Est-ce une idée originale provenant de vous-même me ou bien une proposition qui vous a été faite pour que vous introduisez des femmes comme notable au sein de votre lamidat ?

Même pour les réunions, vous ne voyez que les hommes. Il faut que nous introduisions les femmes dans tout ce que nous faisons et nous gagnerions. Les Ong autres ne veulent plus passer par les gouvernements pour aider les populations. Pour que l’aide soit direct, il faut que nous organisions les jeunes, les femmes, les pauvres etc. Ainsi quand un pays veut aider directement une catégorie sociale, cela va arriver directement et non par procuration ou via la représentation du mari, de l’homme ou du gouvernement.

Image caption Une des notables femmes

Est-ce que vous n’avez pas rencontré l’opposition de vos sujets par rapport à cette innovation au sein de votre lamidat ?

A proprement parler, j’ai d’abord sensibilisé les gens. J’ai expliqué : « est-ce que vous voyez des inconvénients ? Ceux qui voient des inconvénients n’ont rien dit, ils gardent leurs femmes pour eux. Ceux qui y voient un avantage dans ce que nous allons faire, ont spontanément adhérer à cette idée. Et j’ai choisi les volontaires, les femmes qui veulent bien travailler et faire ce que nous attendons d’elles.

En tant que lamido où commence votre tâche au niveau du spirituel et au niveau du temporel ?

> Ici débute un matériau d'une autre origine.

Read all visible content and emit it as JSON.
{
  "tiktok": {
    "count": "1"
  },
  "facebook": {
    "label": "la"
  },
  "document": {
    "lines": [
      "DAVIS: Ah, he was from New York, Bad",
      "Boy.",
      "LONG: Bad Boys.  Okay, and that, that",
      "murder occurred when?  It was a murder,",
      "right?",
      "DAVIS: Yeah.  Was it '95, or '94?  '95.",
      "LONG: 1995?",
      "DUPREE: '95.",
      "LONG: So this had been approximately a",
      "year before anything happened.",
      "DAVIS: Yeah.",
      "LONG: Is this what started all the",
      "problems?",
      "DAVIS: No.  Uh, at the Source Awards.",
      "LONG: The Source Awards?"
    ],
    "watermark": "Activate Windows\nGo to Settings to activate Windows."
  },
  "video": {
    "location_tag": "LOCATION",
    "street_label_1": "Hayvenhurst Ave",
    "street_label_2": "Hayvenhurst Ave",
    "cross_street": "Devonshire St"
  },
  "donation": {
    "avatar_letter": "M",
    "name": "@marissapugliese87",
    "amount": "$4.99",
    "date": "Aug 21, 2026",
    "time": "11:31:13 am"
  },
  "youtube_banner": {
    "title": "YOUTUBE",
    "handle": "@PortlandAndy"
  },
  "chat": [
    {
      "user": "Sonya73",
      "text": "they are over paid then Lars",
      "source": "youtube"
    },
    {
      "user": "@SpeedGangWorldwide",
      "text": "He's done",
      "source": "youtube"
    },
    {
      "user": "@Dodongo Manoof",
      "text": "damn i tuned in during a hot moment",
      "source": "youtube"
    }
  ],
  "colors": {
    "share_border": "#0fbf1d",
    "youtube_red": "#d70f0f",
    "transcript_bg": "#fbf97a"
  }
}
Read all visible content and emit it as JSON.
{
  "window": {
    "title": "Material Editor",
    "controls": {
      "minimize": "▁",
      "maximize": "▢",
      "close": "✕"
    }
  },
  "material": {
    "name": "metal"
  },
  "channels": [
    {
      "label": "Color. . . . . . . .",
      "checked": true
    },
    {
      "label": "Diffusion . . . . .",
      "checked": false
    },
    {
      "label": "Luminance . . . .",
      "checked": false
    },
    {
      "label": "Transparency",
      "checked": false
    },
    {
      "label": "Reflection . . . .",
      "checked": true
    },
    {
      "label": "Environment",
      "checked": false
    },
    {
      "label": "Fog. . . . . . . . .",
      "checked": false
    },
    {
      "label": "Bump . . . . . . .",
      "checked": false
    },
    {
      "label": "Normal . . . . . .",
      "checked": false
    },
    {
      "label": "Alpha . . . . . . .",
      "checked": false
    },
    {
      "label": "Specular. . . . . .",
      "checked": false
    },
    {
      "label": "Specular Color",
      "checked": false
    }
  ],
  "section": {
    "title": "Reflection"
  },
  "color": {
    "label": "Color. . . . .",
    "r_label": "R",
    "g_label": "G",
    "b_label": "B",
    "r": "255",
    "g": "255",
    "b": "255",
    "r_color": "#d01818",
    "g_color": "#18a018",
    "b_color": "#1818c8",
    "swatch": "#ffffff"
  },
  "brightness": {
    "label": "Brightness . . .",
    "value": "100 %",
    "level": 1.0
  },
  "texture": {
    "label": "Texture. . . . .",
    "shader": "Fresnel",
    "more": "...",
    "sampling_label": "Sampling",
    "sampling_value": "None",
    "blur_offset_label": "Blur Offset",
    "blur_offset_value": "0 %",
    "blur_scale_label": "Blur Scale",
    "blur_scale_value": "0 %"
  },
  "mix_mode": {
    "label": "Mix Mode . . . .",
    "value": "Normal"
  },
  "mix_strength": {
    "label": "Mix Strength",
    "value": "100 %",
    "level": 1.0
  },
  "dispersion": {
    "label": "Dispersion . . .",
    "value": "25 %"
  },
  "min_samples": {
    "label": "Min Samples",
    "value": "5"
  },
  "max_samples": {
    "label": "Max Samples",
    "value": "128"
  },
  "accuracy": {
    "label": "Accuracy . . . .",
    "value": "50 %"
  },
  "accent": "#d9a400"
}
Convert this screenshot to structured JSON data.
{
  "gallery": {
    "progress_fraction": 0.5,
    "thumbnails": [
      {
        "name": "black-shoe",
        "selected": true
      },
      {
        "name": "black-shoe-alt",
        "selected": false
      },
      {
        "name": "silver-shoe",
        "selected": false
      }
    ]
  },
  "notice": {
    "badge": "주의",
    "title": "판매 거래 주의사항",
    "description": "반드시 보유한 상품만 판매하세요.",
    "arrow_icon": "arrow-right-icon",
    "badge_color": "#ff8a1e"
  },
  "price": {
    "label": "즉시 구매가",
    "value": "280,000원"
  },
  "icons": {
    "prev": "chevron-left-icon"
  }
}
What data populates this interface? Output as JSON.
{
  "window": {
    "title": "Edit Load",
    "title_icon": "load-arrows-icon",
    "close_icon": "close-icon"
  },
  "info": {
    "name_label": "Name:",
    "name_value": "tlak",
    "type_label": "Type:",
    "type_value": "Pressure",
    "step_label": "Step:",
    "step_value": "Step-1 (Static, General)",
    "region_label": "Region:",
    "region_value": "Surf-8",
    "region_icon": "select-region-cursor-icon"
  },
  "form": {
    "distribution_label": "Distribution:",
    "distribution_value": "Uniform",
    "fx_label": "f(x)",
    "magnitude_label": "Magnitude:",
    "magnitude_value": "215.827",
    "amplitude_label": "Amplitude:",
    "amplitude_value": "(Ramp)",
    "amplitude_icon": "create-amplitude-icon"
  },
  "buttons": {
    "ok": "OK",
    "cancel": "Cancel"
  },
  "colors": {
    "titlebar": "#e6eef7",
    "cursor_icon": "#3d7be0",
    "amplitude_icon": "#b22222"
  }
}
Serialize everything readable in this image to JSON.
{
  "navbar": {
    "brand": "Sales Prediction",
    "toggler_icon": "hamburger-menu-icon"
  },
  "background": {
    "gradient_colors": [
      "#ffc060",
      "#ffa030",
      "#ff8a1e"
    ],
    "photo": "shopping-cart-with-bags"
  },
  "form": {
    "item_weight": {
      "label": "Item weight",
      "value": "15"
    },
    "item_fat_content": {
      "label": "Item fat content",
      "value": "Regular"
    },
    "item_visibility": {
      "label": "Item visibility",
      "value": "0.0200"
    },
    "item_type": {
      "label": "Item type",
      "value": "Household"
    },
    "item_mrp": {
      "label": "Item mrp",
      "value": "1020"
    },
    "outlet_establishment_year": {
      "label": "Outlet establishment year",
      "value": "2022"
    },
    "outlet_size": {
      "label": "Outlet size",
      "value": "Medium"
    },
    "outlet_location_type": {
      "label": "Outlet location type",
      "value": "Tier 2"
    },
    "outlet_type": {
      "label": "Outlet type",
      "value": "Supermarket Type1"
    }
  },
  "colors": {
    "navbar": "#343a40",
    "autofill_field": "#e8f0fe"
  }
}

Au Cameroun, la loi n’interdit pas aux chefs traditionnels d’être également un élu du peuple. Au contraire, c’est un plus. Cela m’ouvre plusieurs portes pour résoudre tous les problèmes du Banyo. Vous savez nous vivons la mondialisation. La mondialisation c’est des idées qui viennent pour la plupart d’un peu partout.

Des idées et des habitudes qui nous viennent étouffent nos propres idées, nos propres valeurs, nos propres activités. S’il n’y a pas de chefs traditionnels qui essaient un peu de faire valoir nos propres valeurs traditionnelles, vous savez que nous allons devenir plus blancs que les blancs.